Hello family, friends, and brothers and sisters in Christ,
I write to you with a heavy heart as France has once again been hit with a terror attack, this time in the beautiful southern city of Nice, the largest city on the French Riviera, on its most well-known and sophisticated boulevard, the Promenade des Anglais. I am currently doing ministry in Saint-Raphael, a small city about an hour’s drive from Nice. I was just in Nice about three weeks ago, as I had had a day off and decided to visit the city, as it is one of my favorites on the French Riviera. I enjoyed my day very much and the people were very kind to me. It is hard to imagine all the carnage that occurred there last night. Here in Saint-Raphael, we have been having problems with the mistral, a strong wind that sometimes comes into Provence, so the fireworks were cancelled last night. I had really considered going to Nice to see the fireworks there, and I almost went, but in the end I didn’t. I give credit to the Holy Spirit for holding me back.
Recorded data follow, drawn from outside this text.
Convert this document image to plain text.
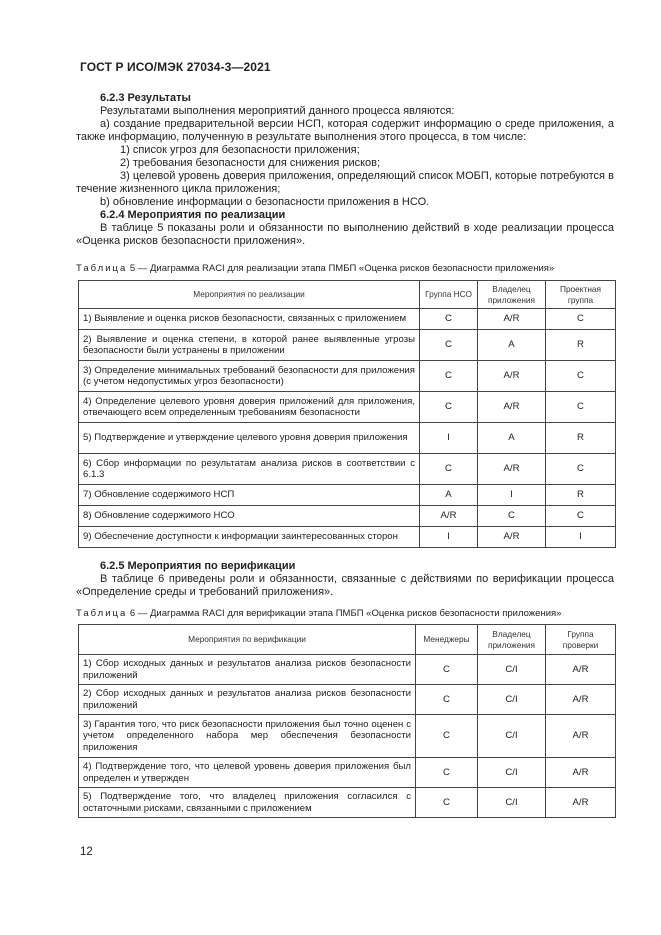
ГОСТ Р ИСО/МЭК 27034-3—2021

6.2.3 Результаты

Результатами выполнения мероприятий данного процесса являются:

а) создание предварительной версии НСП, которая содержит информацию о среде приложения, а также информацию, полученную в результате выполнения этого процесса, в том числе:

1) список угроз для безопасности приложения;

2) требования безопасности для снижения рисков;

3) целевой уровень доверия приложения, определяющий список МОБП, которые потребуются в течение жизненного цикла приложения;

b) обновление информации о безопасности приложения в НСО.

6.2.4 Мероприятия по реализации

В таблице 5 показаны роли и обязанности по выполнению действий в ходе реализации процесса «Оценка рисков безопасности приложения».

Таблица 5 — Диаграмма RACI для реализации этапа ПМБП «Оценка рисков безопасности приложения»
Мероприятия по реализации	Группа НСО	Владелец приложения	Проектная группа
1) Выявление и оценка рисков безопасности, связанных с приложением	C	A/R	C
2) Выявление и оценка степени, в которой ранее выявленные угрозы безопасности были устранены в приложении	C	A	R
3) Определение минимальных требований безопасности для приложения (с учетом недопустимых угроз безопасности)	C	A/R	C
4) Определение целевого уровня доверия приложений для приложения, отвечающего всем определенным требованиям безопасности	C	A/R	C
5) Подтверждение и утверждение целевого уровня доверия приложения	I	A	R
6) Сбор информации по результатам анализа рисков в соответствии с 6.1.3	C	A/R	C
7) Обновление содержимого НСП	A	I	R
8) Обновление содержимого НСО	A/R	C	C
9) Обеспечение доступности к информации заинтересованных сторон	I	A/R	I

6.2.5 Мероприятия по верификации

В таблице 6 приведены роли и обязанности, связанные с действиями по верификации процесса «Определение среды и требований приложения».

Таблица 6 — Диаграмма RACI для верификации этапа ПМБП «Оценка рисков безопасности приложения»
Мероприятия по верификации	Менеджеры	Владелец приложения	Группа проверки
1) Сбор исходных данных и результатов анализа рисков безопасности приложений	C	C/I	A/R
2) Сбор исходных данных и результатов анализа рисков безопасности приложений	C	C/I	A/R
3) Гарантия того, что риск безопасности приложения был точно оценен с учетом определенного набора мер обеспечения безопасности приложения	C	C/I	A/R
4) Подтверждение того, что целевой уровень доверия приложения был определен и утвержден	C	C/I	A/R
5) Подтверждение того, что владелец приложения согласился с остаточными рисками, связанными с приложением	C	C/I	A/R
12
Today, the French people are in a state of shock. They are sad and angry at the same time. There were so many different emotions on the faces of the people I saw today: sadness, disappointment, anger, confusion, determination, bewilderment, and patriotism. President Hollande has ordered three days of mourning in France. Today I saw France’s flag at half staff for the first time in person. All other times I had seen it, it had been on TV or the Internet. It really affected me, as this is the first time I have been in France during a tragedy. I am mourning with the French people.
Yesterday, a day to celebrate blue, white, and red, started off so well and yet ended up so badly. The day always starts out with the military parade in Paris. At home, I usually have to set my alarm for 3:50AM to get up to watch the parade live. Here, it was nice to be able to watch the parade with Gaston and Mauricette, as Gaston so proudly served France for so many years. Normally on Bastille Day, the French like to see a French rider wearing the yellow jersey in the Tour de France. Well, that didn’t happen yesterday, but I did get a good laugh, as it was the first time I had ever seen a rider running without a bike. Chris Froome, a British rider, wore the yellow jersey and his bike was broken in an accident. So instead of waiting for a new bike to arrive, he started running up the hill to make up time before a car arrived with his new bike. A gendarme finally saw him and stopped him, making him wait for his bike to move on. (Technically, in the Tour de France, you cannot move forward except if on your bike.) The announcer made the biggest deal out of it, repeating over and over, “The yellow jersey is on foot. We have never seen this here at the Tour de France.” It was hilarious. I was laughing so hard, not knowing that I would be getting to bed late that night to make sure my family was reassured that I was safe and well, and not the victim of a terrorist attack only a few miles away. I had a difficult time sleeping last night, thinking about all the people who died without Jesus. How many of those 84 victims had trusted Jesus Christ for eternity before a terrorist in a truck ran them down? How many of the 50 or so people between life and death now know Jesus? I remember telling Jeff after the November 13 attack in Paris that I wish I could have been there when it happened so that I could help all the people in need. Well, here I am, right beside Nice, and there is an open mission field in front of me. Please pray that God will give me wisdom as I talk to people in these next couple of weeks. I feel like God is asking me to do something besides relationship evangelism and counseling in light of this tragedy. Please pray that God will make it clear to me what I am supposed to do. Please pray Romans 8:28, that God will take this terrible tragedy and turn it into a medium for souls to be won for Christ.
Before leaving for this trip, Jeff asked me if I was excited about coming. I was excited but I was a little apprehensive. Before leaving, there was something about this trip that I couldn’t put my finger on. I felt like God was telling me in advance that there was going to be a terrorist attack. I had never had that occur before, and I had come over to France many times, including two times right after 9/11 and I had never had that kind of message from the Lord. I didn’t have it when I came here last year, either. I had always just been secure in His protection. I discussed this with Jeff and we decided that I was going to come here anyway, as we both knew it was the Lord’s will for me to be here. We both talked about how I cannot change the day that I die, as Psalm 139:16 says, “The days allotted to me were recorded in Your book before one of them came to pass.” I didn’t know exactly what was going to happen, or even if I was going to be involved, but I knew that I could trust Jesus with whatever it was that was in front of me. This is my story of the past 24 hours.
There have been a good amount of other things that have happened this week, but I don’t want to make this email too long or overwhelming. I will email again. God is doing some great things and I am always in awe of Him.